Regarding your first statement, while it's technically correct that map data varies a lot more than timings, they are already doing it. They have released heatmaps of where is most visited in Tibia and it's quite clear that they had an interest in this sort of statistical analysis. If they aren't using it to detect bots, I would be hugely surprised.
Science papers are great, as is research, but it doesn't always play out in the real world. In most games, it's very difficult to track coordinates of players because they are decimal and nowhere near as binary as Tibia. In Tibia there is a fixed number of places a player can be and directions they can face, this makes the game very different from the majority of subjects (most likely the paper was written about World of Warcraft or something, much more popular game). Bots do stick to rules, but they do also have random behaviours.
Spam rate is how often bot will press the button when he needs to. For example, if you set it to 30ms and your ping is 60ms, he might send key 2x because first one wasn't recognised before spamrate timed out. It's reset each time the spell is cast.
WindBot is already very random by comparison to XenoBot. XenoBot would be the easiest to detect in my experience because it is very rigid. The scripting interface is bad and this makes players rely on the same generic functionality a lot more, which will increase the probability of CIP finding patterns in players using it. WindBot, on the other hand, has a variety of ways to do everything, all of which can be hugely customised by editing Lua. In reality, it depends on how DarkstaR implemented things in XenoBot, but I don't feel he would've gone to the effort to make everything as random as it could be with WindBot.
Finally, true random number generators are impossible in computer science.
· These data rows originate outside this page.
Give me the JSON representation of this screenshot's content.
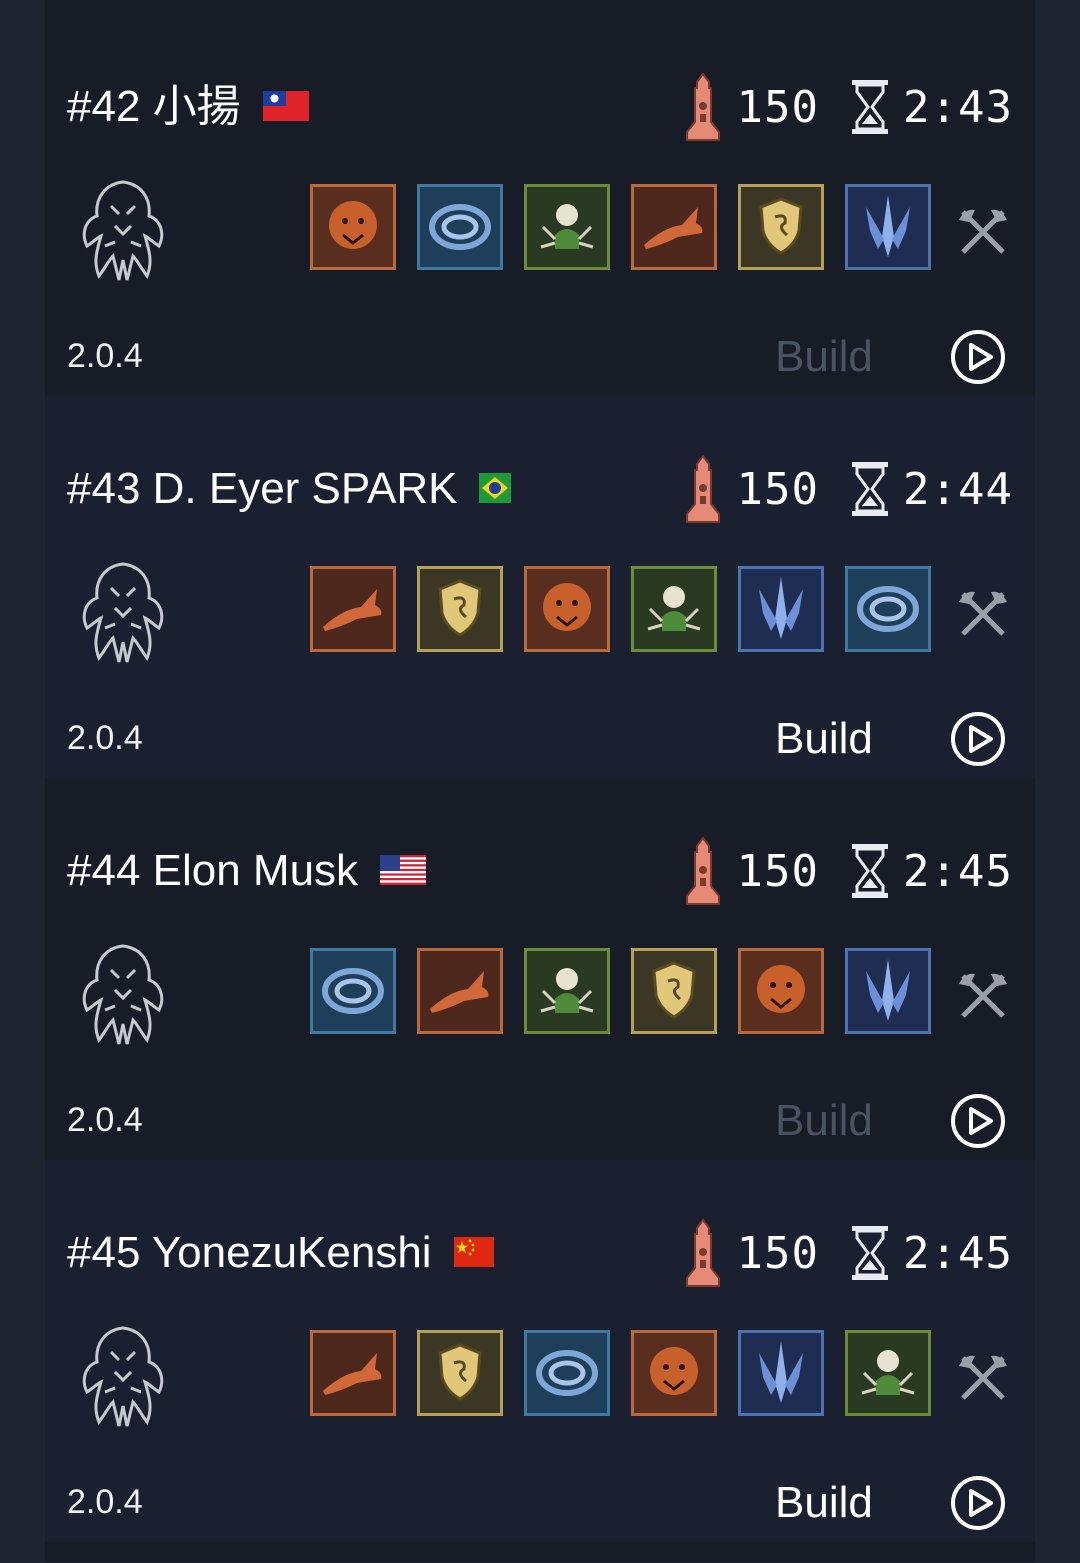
{
  "entries": [
    {
      "rank_name": "#42 小揚",
      "flag": "taiwan",
      "level": "150",
      "time": "2:43",
      "version": "2.0.4",
      "build_label": "Build",
      "build_enabled": false,
      "glyphs": [
        "jaguar",
        "water-vortex",
        "skull-spider",
        "wolf-dash",
        "shield",
        "ice-blades"
      ]
    },
    {
      "rank_name": "#43 D. Eyer SPARK",
      "flag": "brazil",
      "level": "150",
      "time": "2:44",
      "version": "2.0.4",
      "build_label": "Build",
      "build_enabled": true,
      "glyphs": [
        "wolf-dash",
        "shield",
        "jaguar",
        "skull-spider",
        "ice-blades",
        "water-vortex"
      ]
    },
    {
      "rank_name": "#44 Elon Musk",
      "flag": "usa",
      "level": "150",
      "time": "2:45",
      "version": "2.0.4",
      "build_label": "Build",
      "build_enabled": false,
      "glyphs": [
        "water-vortex",
        "wolf-dash",
        "skull-spider",
        "shield",
        "jaguar",
        "ice-blades"
      ]
    },
    {
      "rank_name": "#45 YonezuKenshi",
      "flag": "china",
      "level": "150",
      "time": "2:45",
      "version": "2.0.4",
      "build_label": "Build",
      "build_enabled": true,
      "glyphs": [
        "wolf-dash",
        "shield",
        "water-vortex",
        "jaguar",
        "ice-blades",
        "skull-spider"
      ]
    }
  ],
  "colors": {
    "card_bg": "#171c27",
    "page_bg": "#1f2632",
    "tower": "#e48a76",
    "build_dim": "#4b5363",
    "text": "#ffffff"
  }
}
It's impossible to design something to be random. You can design it to select a number which you didn't choose in advance, but it will be preset by the state of the machine at first boot. If you were to re-build the same machine, in the same way again, it will result in the same random numbers coming out thus isn't truly random. Psuedorandom is all we have, but it's good enough. If you use a good enough seed, it's near impossible to work out what it is unless you know how it's implemented and every time it's used.